SC extends interim order halting Gazette on P’ment dissolution

Friday, 7 December 2018 00:00 -     - {{hitsCtrl.values.hits}}

 

 

  • PC Sanjeeva Jayawardena says petitions to remove President’s parliamentary dissolution power seek to cannibalise Constitution 

By S.S. Selvanayagam

The Supreme Court yesterday extended the interim order suspending the Gazette on the dissolution of Parliament till Saturday with further hearings scheduled today.

President’s Counsel Sanjeeva Jayawardena, appearing for intervenient petitioner Prof. G.L. Peiris of the Sri Lanka Podujana Peramuna (SLPP), told a seven-judge bench of the Supreme Court deliberating over fundamental rights petitions filed against the dissolution of Parliament by President Maithripala Sirisena that the petitioners were seeking to distort the Constitution by virtually cannibalising it and taking away checks and balances by removing the President’s power to dissolve Parliament...

Ten fundamental rights petitions against the President’s declaration to dissolve Parliament came up before the bench comprising Chief Justice Nalin Perera and Justices Buwaneka Aluwihare, Sisira J. de Abrew, Priyantha Jayawardena, Prasanna S. Jayawardena, Vijith K. Malalgoda and Murdu Fernando. Five petitions have sought to intervene to counter the main petitions. The Supreme Court extended the interim order suspending the Gazette on the dissolution Parliament until 8 December.

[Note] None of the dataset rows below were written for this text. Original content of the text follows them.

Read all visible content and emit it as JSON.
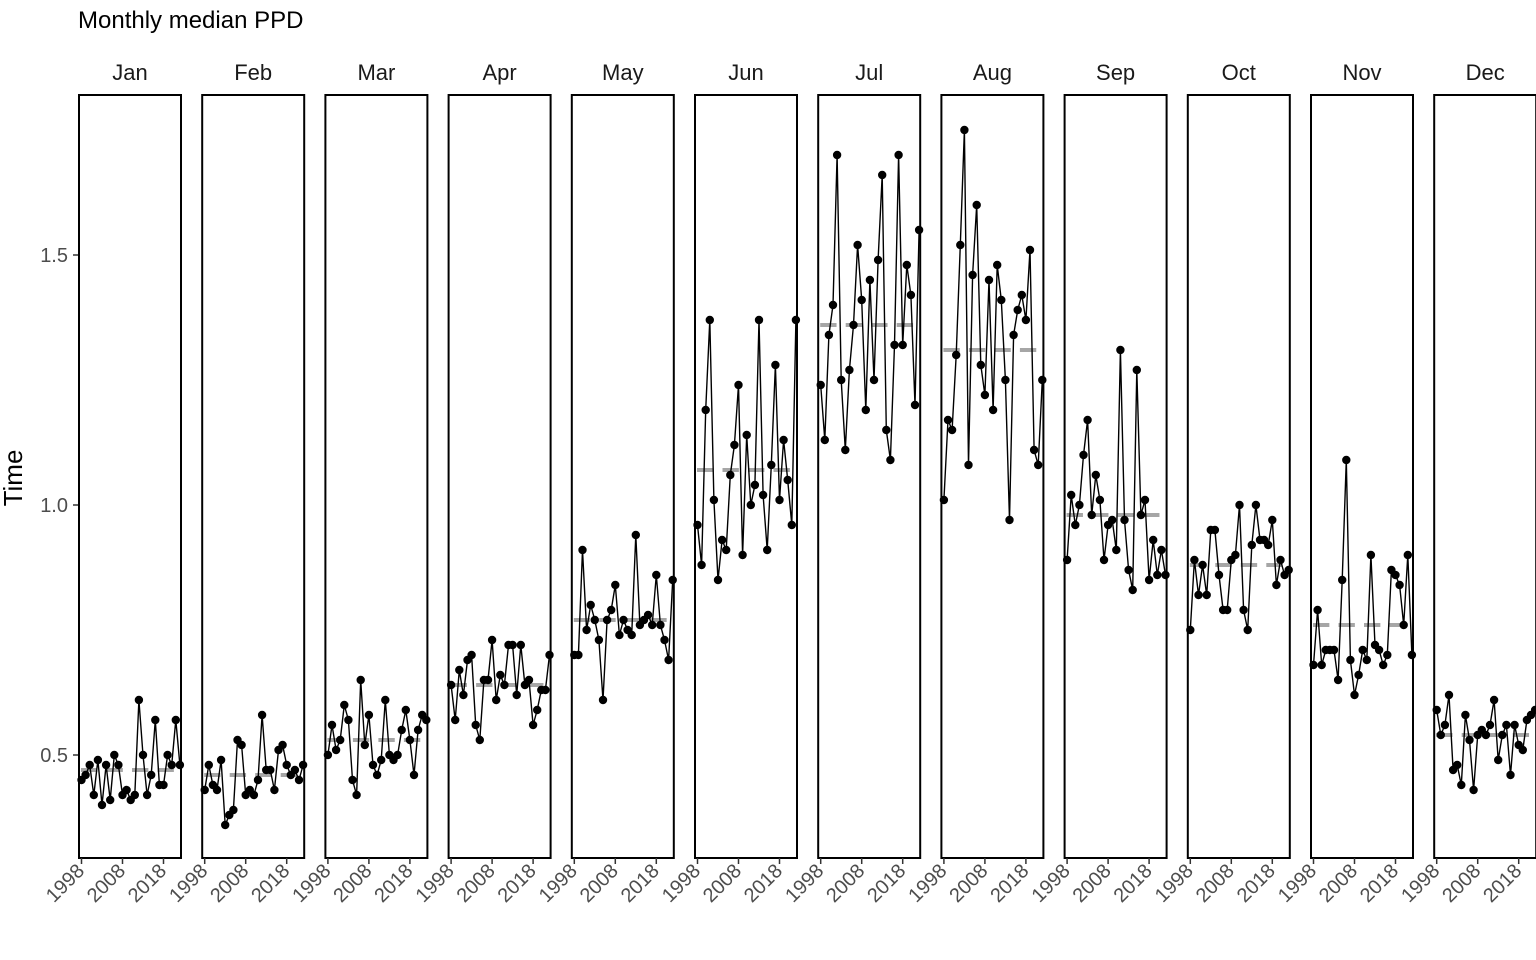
{
  "chart_data": {
    "type": "line",
    "title": "Monthly median PPD",
    "ylabel": "Time",
    "xlabel": "",
    "ylim": [
      0.3,
      1.82
    ],
    "xlim": [
      1998,
      2022
    ],
    "yticks": [
      0.5,
      1.0,
      1.5
    ],
    "ytick_labels": [
      "0.5",
      "1.0",
      "1.5"
    ],
    "xticks": [
      1998,
      2008,
      2018
    ],
    "xtick_labels": [
      "1998",
      "2008",
      "2018"
    ],
    "grid": false,
    "legend": "none",
    "x": [
      1998,
      1999,
      2000,
      2001,
      2002,
      2003,
      2004,
      2005,
      2006,
      2007,
      2008,
      2009,
      2010,
      2011,
      2012,
      2013,
      2014,
      2015,
      2016,
      2017,
      2018,
      2019,
      2020,
      2021,
      2022
    ],
    "medians": {
      "Jan": [
        0.47,
        0.47,
        0.47,
        0.47
      ],
      "Feb": [
        0.46,
        0.46,
        0.46,
        0.46
      ],
      "Mar": [
        0.53,
        0.53,
        0.53,
        0.53
      ],
      "Apr": [
        0.64,
        0.64,
        0.64,
        0.64
      ],
      "May": [
        0.77,
        0.77,
        0.77,
        0.77
      ],
      "Jun": [
        1.07,
        1.07,
        1.07,
        1.07
      ],
      "Jul": [
        1.36,
        1.36,
        1.36,
        1.36
      ],
      "Aug": [
        1.31,
        1.31,
        1.31,
        1.31
      ],
      "Sep": [
        0.98,
        0.98,
        0.98,
        0.98
      ],
      "Oct": [
        0.88,
        0.88,
        0.88,
        0.88
      ],
      "Nov": [
        0.76,
        0.76,
        0.76,
        0.76
      ],
      "Dec": [
        0.54,
        0.54,
        0.54,
        0.54
      ]
    },
    "panels": [
      {
        "name": "Jan",
        "values": [
          0.45,
          0.46,
          0.48,
          0.42,
          0.49,
          0.4,
          0.48,
          0.41,
          0.5,
          0.48,
          0.42,
          0.43,
          0.41,
          0.42,
          0.61,
          0.5,
          0.42,
          0.46,
          0.57,
          0.44,
          0.44,
          0.5,
          0.48,
          0.57,
          0.48
        ]
      },
      {
        "name": "Feb",
        "values": [
          0.43,
          0.48,
          0.44,
          0.43,
          0.49,
          0.36,
          0.38,
          0.39,
          0.53,
          0.52,
          0.42,
          0.43,
          0.42,
          0.45,
          0.58,
          0.47,
          0.47,
          0.43,
          0.51,
          0.52,
          0.48,
          0.46,
          0.47,
          0.45,
          0.48
        ]
      },
      {
        "name": "Mar",
        "values": [
          0.5,
          0.56,
          0.51,
          0.53,
          0.6,
          0.57,
          0.45,
          0.42,
          0.65,
          0.52,
          0.58,
          0.48,
          0.46,
          0.49,
          0.61,
          0.5,
          0.49,
          0.5,
          0.55,
          0.59,
          0.53,
          0.46,
          0.55,
          0.58,
          0.57
        ]
      },
      {
        "name": "Apr",
        "values": [
          0.64,
          0.57,
          0.67,
          0.62,
          0.69,
          0.7,
          0.56,
          0.53,
          0.65,
          0.65,
          0.73,
          0.61,
          0.66,
          0.64,
          0.72,
          0.72,
          0.62,
          0.72,
          0.64,
          0.65,
          0.56,
          0.59,
          0.63,
          0.63,
          0.7
        ]
      },
      {
        "name": "May",
        "values": [
          0.7,
          0.7,
          0.91,
          0.75,
          0.8,
          0.77,
          0.73,
          0.61,
          0.77,
          0.79,
          0.84,
          0.74,
          0.77,
          0.75,
          0.74,
          0.94,
          0.76,
          0.77,
          0.78,
          0.76,
          0.86,
          0.76,
          0.73,
          0.69,
          0.85
        ]
      },
      {
        "name": "Jun",
        "values": [
          0.96,
          0.88,
          1.19,
          1.37,
          1.01,
          0.85,
          0.93,
          0.91,
          1.06,
          1.12,
          1.24,
          0.9,
          1.14,
          1.0,
          1.04,
          1.37,
          1.02,
          0.91,
          1.08,
          1.28,
          1.01,
          1.13,
          1.05,
          0.96,
          1.37
        ]
      },
      {
        "name": "Jul",
        "values": [
          1.24,
          1.13,
          1.34,
          1.4,
          1.7,
          1.25,
          1.11,
          1.27,
          1.36,
          1.52,
          1.41,
          1.19,
          1.45,
          1.25,
          1.49,
          1.66,
          1.15,
          1.09,
          1.32,
          1.7,
          1.32,
          1.48,
          1.42,
          1.2,
          1.55
        ]
      },
      {
        "name": "Aug",
        "values": [
          1.01,
          1.17,
          1.15,
          1.3,
          1.52,
          1.75,
          1.08,
          1.46,
          1.6,
          1.28,
          1.22,
          1.45,
          1.19,
          1.48,
          1.41,
          1.25,
          0.97,
          1.34,
          1.39,
          1.42,
          1.37,
          1.51,
          1.11,
          1.08,
          1.25
        ]
      },
      {
        "name": "Sep",
        "values": [
          0.89,
          1.02,
          0.96,
          1.0,
          1.1,
          1.17,
          0.98,
          1.06,
          1.01,
          0.89,
          0.96,
          0.97,
          0.91,
          1.31,
          0.97,
          0.87,
          0.83,
          1.27,
          0.98,
          1.01,
          0.85,
          0.93,
          0.86,
          0.91,
          0.86
        ]
      },
      {
        "name": "Oct",
        "values": [
          0.75,
          0.89,
          0.82,
          0.88,
          0.82,
          0.95,
          0.95,
          0.86,
          0.79,
          0.79,
          0.89,
          0.9,
          1.0,
          0.79,
          0.75,
          0.92,
          1.0,
          0.93,
          0.93,
          0.92,
          0.97,
          0.84,
          0.89,
          0.86,
          0.87
        ]
      },
      {
        "name": "Nov",
        "values": [
          0.68,
          0.79,
          0.68,
          0.71,
          0.71,
          0.71,
          0.65,
          0.85,
          1.09,
          0.69,
          0.62,
          0.66,
          0.71,
          0.69,
          0.9,
          0.72,
          0.71,
          0.68,
          0.7,
          0.87,
          0.86,
          0.84,
          0.76,
          0.9,
          0.7
        ]
      },
      {
        "name": "Dec",
        "values": [
          0.59,
          0.54,
          0.56,
          0.62,
          0.47,
          0.48,
          0.44,
          0.58,
          0.53,
          0.43,
          0.54,
          0.55,
          0.54,
          0.56,
          0.61,
          0.49,
          0.54,
          0.56,
          0.46,
          0.56,
          0.52,
          0.51,
          0.57,
          0.58,
          0.59
        ]
      }
    ]
  }
}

President’s Counsel Jayawardena said the petitioners were merely invoking a proviso and ignoring the main substantive Articles 62(2) and 33(2)(C ) of the Constitution which go to substantiate the President’s power to dissolve Parliament.

The petitioners have wrongfully advocated the cannibalisation of the Constitution, virtually extracting the President’s teeth of power, and engaged in a process of a surgical transplant of a mere proviso in a completely different chapter of the Constitution and have transposed that proviso artificially to a different chapter of the Constitution, he said.

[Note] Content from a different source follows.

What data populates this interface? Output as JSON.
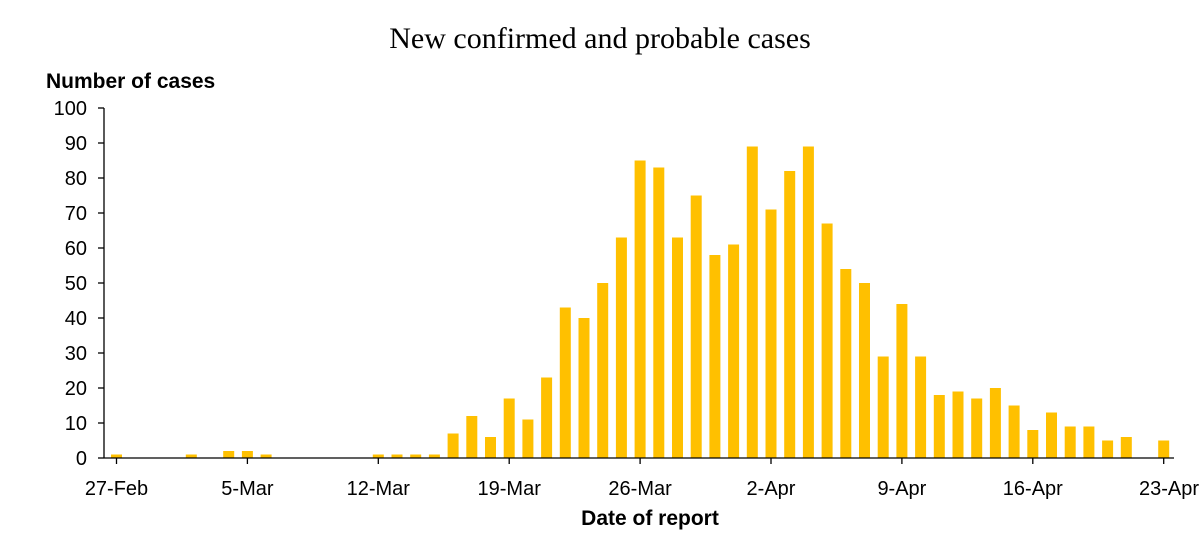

He stated that it also makes a mockery of the sovereign right of the people vested in the President to use the process of dissolution when required to implement checks and balances on Parliament. 

This is important in a situation where there is a complete breakdown of parliamentary function as well as an irresolvable impasse and total breakdown of governance which ultimately affects the people of the country and constituency, he added.

The only way to resolve the crisis is to re-impose the franchise of the people by directing that a General Election be conducted to ensure governance, he said. He stated that otherwise it would be the people and not the politicians who would ultimately be affected and made to suffer as a result of a breakdown in governance.

The fundamental rights petitioners are seeking a declaration that the dissolution of Parliament infringes fundamental rights. They are asking Court to declare that the directions in the proclamation are null, ineffective from the beginning and have no force or effect in the law.

The petitions were filed by MPs Kabir Hashim and Akila Viraj Kariyawasam of the UNP, Lal Wijenayeke of the United Left Front, Centre for Policy Alternatives (CPA), Election Commission Member Prof. Ratnajeevan. H. Hoole, Attorney-at-Law G.C.T. Perera, the Sri Lanka Muslim Congress, the All Ceylon Makkal Congress and MP Mano Ganesan.

K. Kanag Iswaran PC, Thilak Marapana PC, Dr. Jayampathi Wickremaratne PC, M.A. Sumanthiran PC, Viran Corea, Ikram Mohamed PC, J.C. Weliamuna PC, Ronald Perera PC, Hisbullah Hijaz and Suren Fernando appeared for the petitioners.

Gamini Marapane PC with Nalin Marapane, Sanjeeva Jayawardane PC and Ali Sabry PC appeared for the intervenient petitioners opposing the main petitions. Hearings on the petitions will continue tomorrow.